Ultimately, The Class offers a glimmer of hope, as
students and faculty play soccer together on the cement playground
at school’s end. This is high school, and these are adolescents,
one reasons. And yet, one leaves the theater with a very disheartening
sense that the classic education one might have thought the
ideal for all civilization is, if not nonexistent, a cripple
felled by universal and conflicting issues involving race,
history, culture and political correctness.
Who
Watches the Watchmen? Who Cares?
Watchmen
Directed
by Zack Snyder
I haven’t read the 1986 graphic novel, but after seeing Watchmen,
the movie, I have some understanding of why coauthor Alan
Moore did not allow his name in the credits. While director
Zack Snyder (300) has managed to bring Moore’s cult
(and critical) classic to the screen in a reasonably coherent
narrative, it doesn’t capture the author’s subversive visions.
For one thing, the material, at least as adapted by David
Hayter (X-Men) and Alex Tse, is bizarrely dated: This
alternate universe is governed by Richard Nixon (played by
a really bad imitator) in his fifth term, and the United States
and the Soviet Union are on the brink of nuclear war. The
Minutemen, a league of costumed crime fighters, have long
since been disbanded and discredited. They are depicted in
their former glory in a series of elaborately stylized montages
that have all the vitality of a wax museum display.

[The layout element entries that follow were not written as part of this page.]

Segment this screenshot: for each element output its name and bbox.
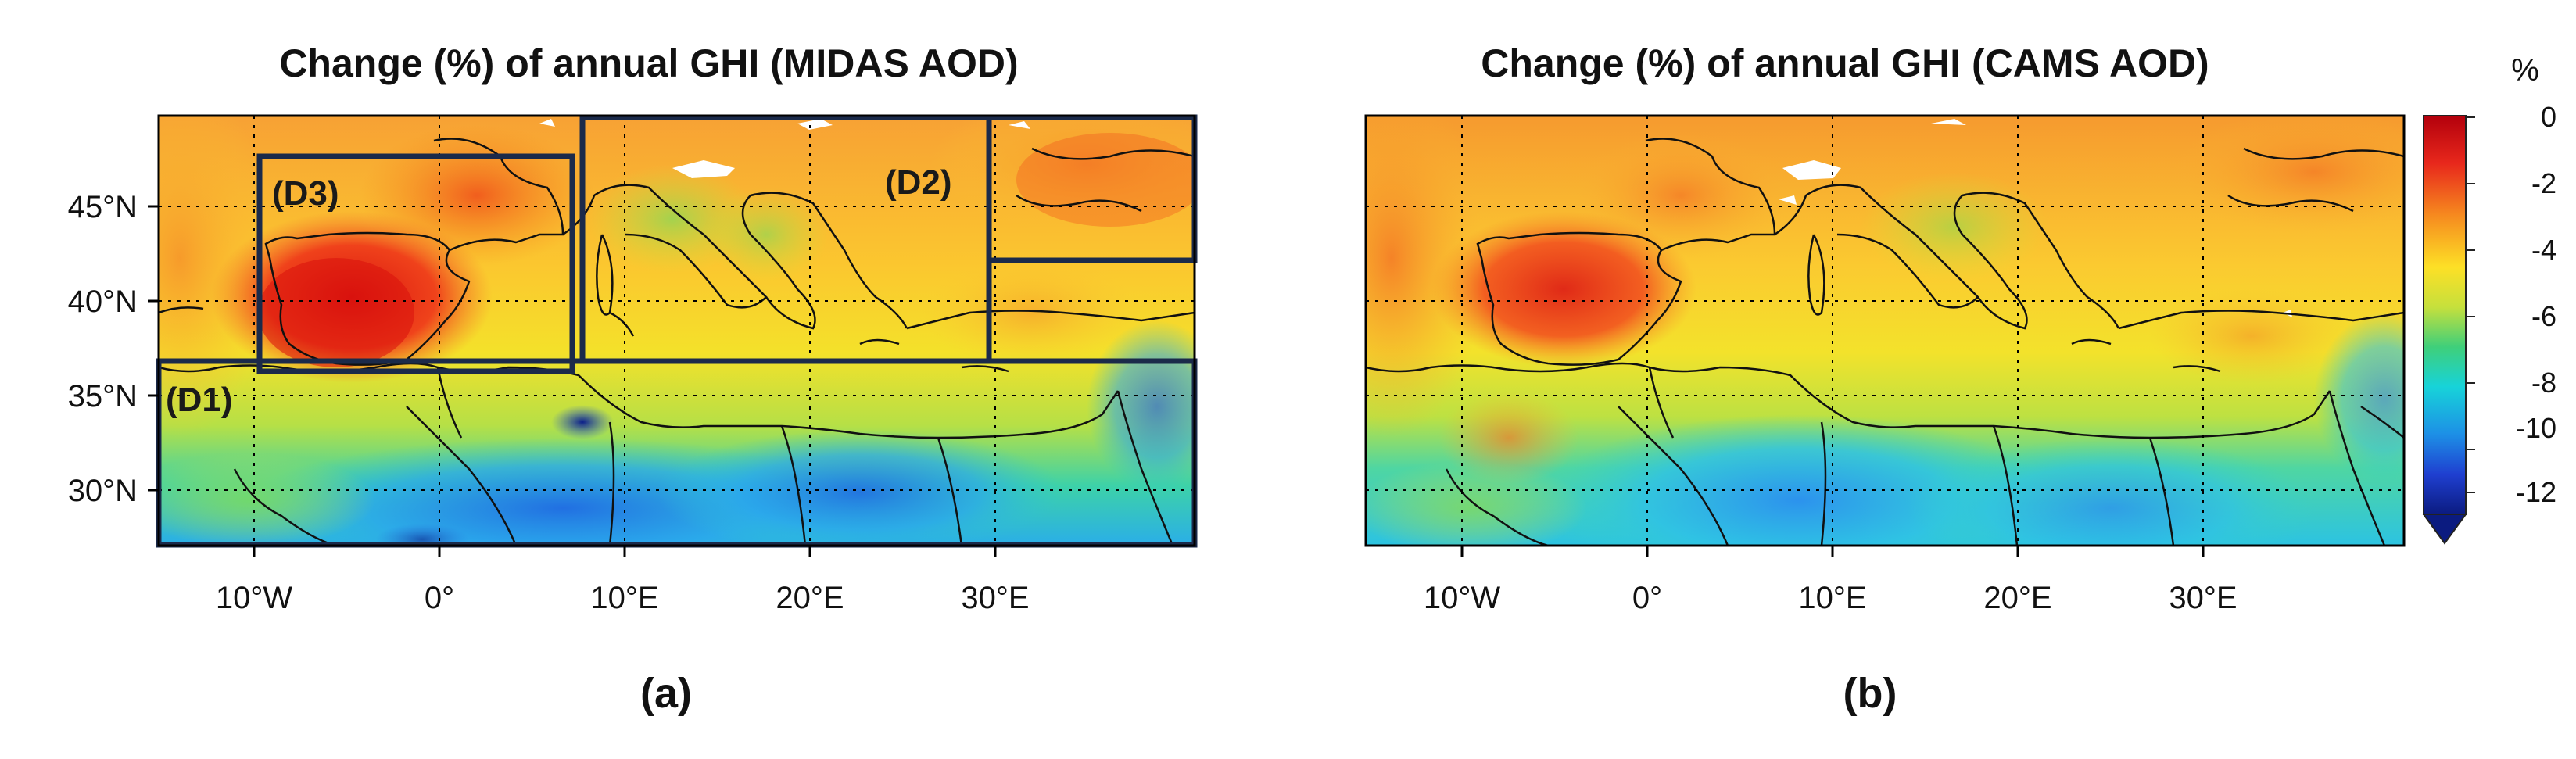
- region-box-d3: [256, 153, 575, 374]
- colorbar-tick-label: -6: [2531, 300, 2556, 332]
- colorbar-tick-label: -8: [2531, 367, 2556, 399]
- panel-b-x-tick-labels: 10°W 0° 10°E 20°E 30°E: [1424, 581, 2237, 615]
- panel-a-tick-marks: [148, 205, 997, 557]
- colorbar: % 0 -2 -4 -6 -8 -10 -12: [2422, 53, 2556, 545]
- panel-b-heatmap: [1366, 116, 2404, 546]
- panel-a-x-tick-labels: 10°W 0° 10°E 20°E 30°E: [216, 581, 1030, 615]
- colorbar-tick-labels: 0 -2 -4 -6 -8 -10 -12: [2516, 101, 2556, 508]
- panel-a: Change (%) of annual GHI (MIDAS AOD): [68, 41, 1198, 717]
- colorbar-tick-label: -12: [2516, 476, 2556, 508]
- y-tick-label: 35°N: [68, 379, 138, 414]
- y-tick-label: 45°N: [68, 190, 138, 224]
- x-tick-label: 20°E: [1983, 581, 2051, 615]
- panel-a-heatmap: [159, 116, 1195, 546]
- colorbar-tick-marks: [2466, 116, 2475, 493]
- colorbar-unit: %: [2511, 53, 2539, 88]
- colorbar-gradient: [2423, 115, 2467, 515]
- colorbar-tick-label: 0: [2541, 101, 2556, 133]
- panel-b-label: (b): [1843, 670, 1897, 717]
- y-tick-label: 40°N: [68, 285, 138, 319]
- region-label-d3: (D3): [272, 174, 339, 213]
- region-label-d2: (D2): [885, 163, 952, 202]
- x-tick-label: 10°E: [590, 581, 658, 615]
- panel-a-title: Change (%) of annual GHI (MIDAS AOD): [279, 41, 1018, 85]
- colorbar-tick-label: -2: [2531, 167, 2556, 199]
- panel-b-title: Change (%) of annual GHI (CAMS AOD): [1481, 41, 2209, 85]
- panel-a-label: (a): [640, 670, 692, 717]
- panel-a-y-tick-labels: 45°N 40°N 35°N 30°N: [68, 190, 138, 508]
- x-tick-label: 10°W: [216, 581, 292, 615]
- x-tick-label: 30°E: [2169, 581, 2237, 615]
- x-tick-label: 10°E: [1798, 581, 1866, 615]
- panel-b: Change (%) of annual GHI (CAMS AOD): [1364, 41, 2406, 717]
- panel-a-frame: [157, 114, 1196, 547]
- panel-a-gridlines: [159, 116, 1195, 546]
- colorbar-extend-triangle: [2422, 514, 2467, 545]
- x-tick-label: 10°W: [1424, 581, 1500, 615]
- panel-b-tick-marks: [1460, 546, 2205, 557]
- panel-b-gridlines: [1366, 116, 2404, 546]
- panel-b-frame: [1364, 114, 2406, 547]
- colorbar-tick-label: -4: [2531, 234, 2556, 266]
- colorbar-tick-label: -10: [2516, 412, 2556, 444]
- y-tick-label: 30°N: [68, 474, 138, 508]
- region-label-d1: (D1): [166, 381, 233, 419]
- x-tick-label: 0°: [425, 581, 454, 615]
- x-tick-label: 30°E: [961, 581, 1029, 615]
- x-tick-label: 0°: [1632, 581, 1662, 615]
- x-tick-label: 20°E: [776, 581, 844, 615]
- panel-b-coastlines: [1366, 138, 2404, 546]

But that’s just background to the backstory, the foreshadowing,
and the flashbacks. The film starts out not with a bang, but
with an excruciating beating when the Comedian (Jeffrey Dean
Morgan) is pummeled to death by an intruder. Another of the
Minutemen, Rorschach (Jackie Earle Haley), suspects that the
Comedian’s murder is part of a conspiracy to do away with
all caped crusaders and masked avengers, except maybe “the
real superhero,” Dr. Manhattan (Billy Crudup). The doctor
is a physicist who accidentally had his molecules rearranged,
transforming him into a blue-skinned, godlike humanoid. This
startling, special-effects Titan is impressive, especially
as underplayed by Crudup, but as the film wears on (and wear
it does, at two hours and 40 minutes), the doctor’s conceptualized
engineering (he builds a spaceship by telekinesis) and emotionally
flattened philosophizing (for various and sundry reasons,
he loses interest in saving the world from nuclear destruction)

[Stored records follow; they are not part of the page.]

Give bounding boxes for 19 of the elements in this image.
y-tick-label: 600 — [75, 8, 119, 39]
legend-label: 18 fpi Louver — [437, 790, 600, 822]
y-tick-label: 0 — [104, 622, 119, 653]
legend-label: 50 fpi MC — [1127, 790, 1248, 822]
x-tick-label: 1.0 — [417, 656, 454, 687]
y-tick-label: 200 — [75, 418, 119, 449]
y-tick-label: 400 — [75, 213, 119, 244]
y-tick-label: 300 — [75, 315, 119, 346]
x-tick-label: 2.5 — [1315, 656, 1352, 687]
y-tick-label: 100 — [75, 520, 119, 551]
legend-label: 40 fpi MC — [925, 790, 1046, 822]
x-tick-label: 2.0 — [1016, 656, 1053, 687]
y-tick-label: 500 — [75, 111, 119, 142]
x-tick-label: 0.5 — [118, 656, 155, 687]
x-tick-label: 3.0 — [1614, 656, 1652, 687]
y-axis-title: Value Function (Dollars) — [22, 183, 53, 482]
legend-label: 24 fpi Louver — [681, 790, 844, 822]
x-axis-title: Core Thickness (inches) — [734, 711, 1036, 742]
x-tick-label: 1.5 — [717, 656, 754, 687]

slows the plot’s momentum. Manhattan becomes so enervated
that he stops wearing his Speedo and walks around in full
frontal digital enhancement. Which is neither funny nor sexy;
it’s just something to look at, like the Zelig-style
glimpses of David Bowie, Pat Buchanan, and other notables
of the 1980s.
Deconstructing nostalgia and tapping into the collective pop
consciousness works better on the page—or in the hands of
filmmakers more imaginative than Snyder and Hayter. Though
he’s competent with wrangling the set design, costuming, CGI,
and every other artifice available to a budget of $120 million,
Snyder’s reliance on explicit violence for impact is numbing.
And the soundtrack of blaringly misplaced, iconic anthems
is laughably and distractingly atrocious.
Some of the set pieces have some menace, at least when Rorschach
is dominating the action. His pit-bull personality is well
defined, even behind his blobulating facemask, and his righteous
ferocity is actually scary (Haley is the most talented of
the cast). But mostly, the Watchmen are more like live-action
cartoons than characters from a novel.